THE UNIVERSE, TINCTURED

by KC Manuel

I
The chalk writings leap off the face of the blackboard which received a paint job 
that nudiustertian morning. The blackboard, always in a continuous mode of data collection like a government database, is as rigid as the education we procure. Although bound to a state of 
deletion and depletion, the chalk reincarnates into a chain of dunes at the foot of the blackboard, clogging the teacher’s gullet and painting her black hands white on its way down.
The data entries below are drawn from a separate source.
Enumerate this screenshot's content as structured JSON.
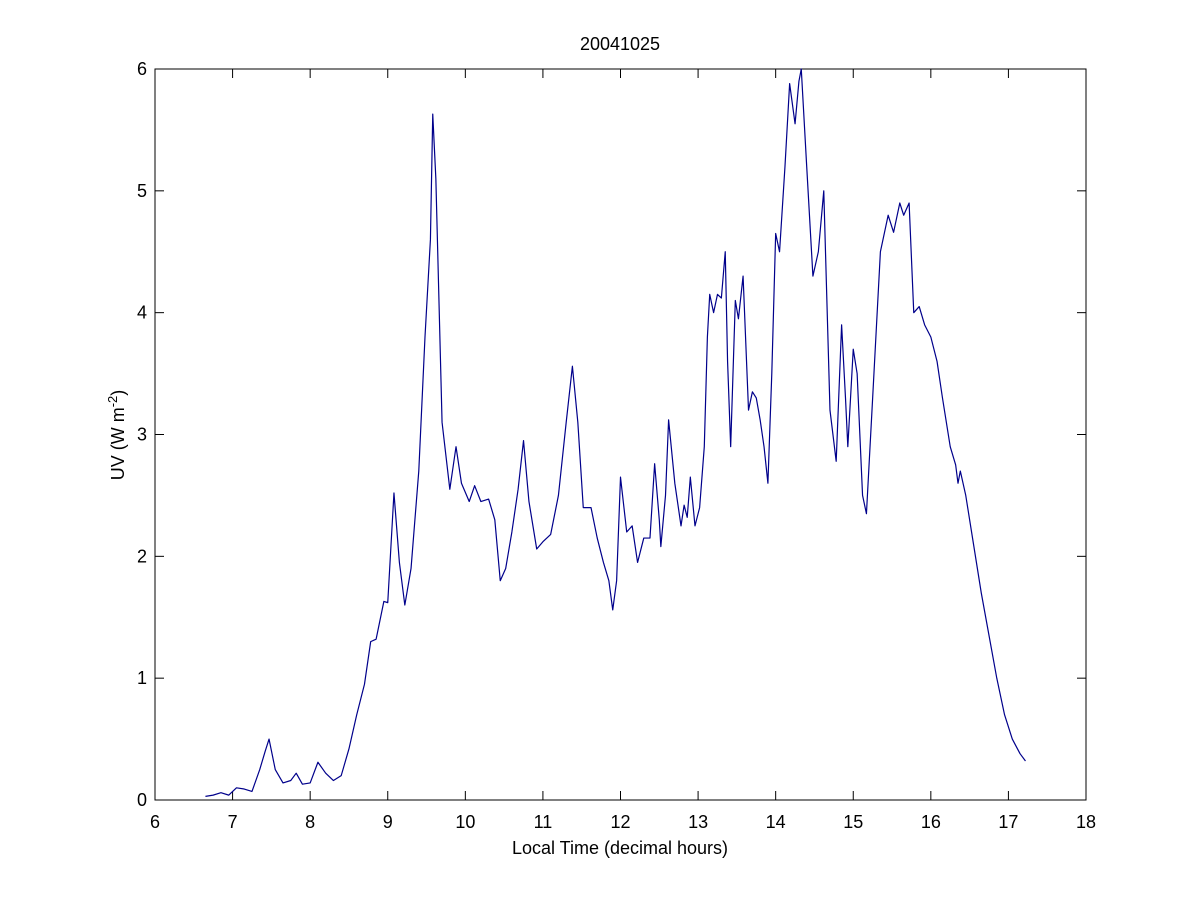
{
  "chart_data": {
    "type": "line",
    "title": "20041025",
    "xlabel": "Local Time (decimal hours)",
    "ylabel_parts": [
      "UV (W m",
      "-2",
      ")"
    ],
    "xlim": [
      6,
      18
    ],
    "xticks": [
      6,
      7,
      8,
      9,
      10,
      11,
      12,
      13,
      14,
      15,
      16,
      17,
      18
    ],
    "ylim": [
      0,
      6
    ],
    "yticks": [
      0,
      1,
      2,
      3,
      4,
      5,
      6
    ],
    "grid": false,
    "series": [
      {
        "color": "#00008b",
        "x": [
          6.65,
          6.75,
          6.85,
          6.95,
          7.05,
          7.15,
          7.25,
          7.35,
          7.42,
          7.47,
          7.55,
          7.65,
          7.75,
          7.82,
          7.9,
          8.0,
          8.1,
          8.2,
          8.3,
          8.4,
          8.5,
          8.6,
          8.7,
          8.78,
          8.85,
          8.95,
          9.0,
          9.08,
          9.15,
          9.22,
          9.3,
          9.4,
          9.48,
          9.55,
          9.58,
          9.62,
          9.7,
          9.8,
          9.88,
          9.95,
          10.05,
          10.12,
          10.2,
          10.3,
          10.38,
          10.45,
          10.52,
          10.6,
          10.68,
          10.75,
          10.82,
          10.92,
          11.0,
          11.1,
          11.2,
          11.3,
          11.38,
          11.45,
          11.52,
          11.62,
          11.7,
          11.78,
          11.85,
          11.9,
          11.95,
          12.0,
          12.08,
          12.15,
          12.22,
          12.3,
          12.38,
          12.44,
          12.5,
          12.52,
          12.58,
          12.62,
          12.7,
          12.78,
          12.82,
          12.86,
          12.9,
          12.96,
          13.02,
          13.08,
          13.12,
          13.15,
          13.2,
          13.25,
          13.3,
          13.35,
          13.38,
          13.42,
          13.48,
          13.52,
          13.58,
          13.65,
          13.7,
          13.75,
          13.8,
          13.85,
          13.9,
          13.95,
          14.0,
          14.05,
          14.12,
          14.18,
          14.25,
          14.3,
          14.33,
          14.4,
          14.48,
          14.55,
          14.62,
          14.7,
          14.78,
          14.85,
          14.9,
          14.93,
          15.0,
          15.05,
          15.12,
          15.17,
          15.25,
          15.35,
          15.45,
          15.52,
          15.6,
          15.65,
          15.72,
          15.78,
          15.85,
          15.92,
          16.0,
          16.08,
          16.15,
          16.25,
          16.32,
          16.35,
          16.38,
          16.45,
          16.55,
          16.65,
          16.75,
          16.85,
          16.95,
          17.05,
          17.15,
          17.22
        ],
        "values": [
          0.03,
          0.04,
          0.06,
          0.04,
          0.1,
          0.09,
          0.07,
          0.25,
          0.4,
          0.5,
          0.25,
          0.14,
          0.16,
          0.22,
          0.13,
          0.14,
          0.31,
          0.22,
          0.16,
          0.2,
          0.42,
          0.7,
          0.95,
          1.3,
          1.32,
          1.63,
          1.62,
          2.52,
          1.95,
          1.6,
          1.9,
          2.7,
          3.8,
          4.6,
          5.63,
          5.1,
          3.1,
          2.55,
          2.9,
          2.6,
          2.45,
          2.58,
          2.45,
          2.47,
          2.3,
          1.8,
          1.9,
          2.2,
          2.55,
          2.95,
          2.45,
          2.06,
          2.12,
          2.18,
          2.5,
          3.1,
          3.56,
          3.1,
          2.4,
          2.4,
          2.15,
          1.95,
          1.8,
          1.56,
          1.8,
          2.65,
          2.2,
          2.25,
          1.95,
          2.15,
          2.15,
          2.76,
          2.3,
          2.08,
          2.5,
          3.12,
          2.6,
          2.25,
          2.42,
          2.32,
          2.65,
          2.25,
          2.4,
          2.9,
          3.8,
          4.15,
          4.0,
          4.15,
          4.12,
          4.5,
          3.6,
          2.9,
          4.1,
          3.95,
          4.3,
          3.2,
          3.35,
          3.3,
          3.12,
          2.9,
          2.6,
          3.5,
          4.65,
          4.5,
          5.2,
          5.88,
          5.55,
          5.9,
          6.0,
          5.2,
          4.3,
          4.5,
          5.0,
          3.2,
          2.78,
          3.9,
          3.3,
          2.9,
          3.7,
          3.5,
          2.5,
          2.35,
          3.3,
          4.5,
          4.8,
          4.66,
          4.9,
          4.8,
          4.9,
          4.0,
          4.05,
          3.9,
          3.8,
          3.6,
          3.3,
          2.9,
          2.75,
          2.6,
          2.7,
          2.5,
          2.1,
          1.7,
          1.35,
          1.0,
          0.7,
          0.5,
          0.38,
          0.32
        ]
      }
    ]
  }
}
Through 
inculcation, she belts the mnemonic now earworm: ”Z for Zebra”, and coughs maniacally.

 

II
Mother warned me not to trust anyone when crossing the road, not even the yellow, green, red 
and amber colours of the traffic lights, but the white stripes on the black bitumen because the 
way these colours kiss my frail feet is like an entire street holding my hand to safety.

 

 

III
History has it that at first the black on the Kenyan flag wasn’t accompanied by white. On asking 
why, the teacher says I’m old enough to know that a complete day is the binary of daylight and 
darkness. The added white fimbriation turned the black and red and green into a pout. The 
minimalist white wears its new identity – peace – like an undeserved medallion. The black, 
always as rigid as the education we procure, doesn’t even acquire something as simple as 
pertinacity for a new identity. It’s so insecure of the white that a shield and two spears have to be ingrained in the flag, for why would they be needed where there’s peace?
IV
My screenplay was returned unread because it had little white space. But how else could I have
told this Biblical epic when this way was my only way of making sense of the world around me?
The Bible is open to interpretation like a poem. It’s a scope you can only see through in a split-
second and strike its meaning like gold from the earth’s underbelly. As I muse over my loss, the
major plot points play in the theatre of my hazy headspace: Jesus comes back on earth as a zebra.
As He reincarnates into the Father, He flays and His skin carpeted on the road leading to the
judgement square. Some people step on the white spaces. Some people step on the black spaces.
Others, bound for glory, walk with their heads held high, heedless of the ground graced by the
union of two beautiful colours people deem to be odd, but still revelling in the power of this
revelation.

 

ABOUT THE AUTHOR

KC Manuel is an emerging Kenyan poet and writer, and student at Kibabii University. His works have appeared in The Kalahari Review. His piece, ‘The Rough Ride Home’, was shortlisted for the Igby Prize For Nonfiction. More than anything else, he reveres moonlit nights and twilights. If he’s not writing, he’s thinking about what to write next.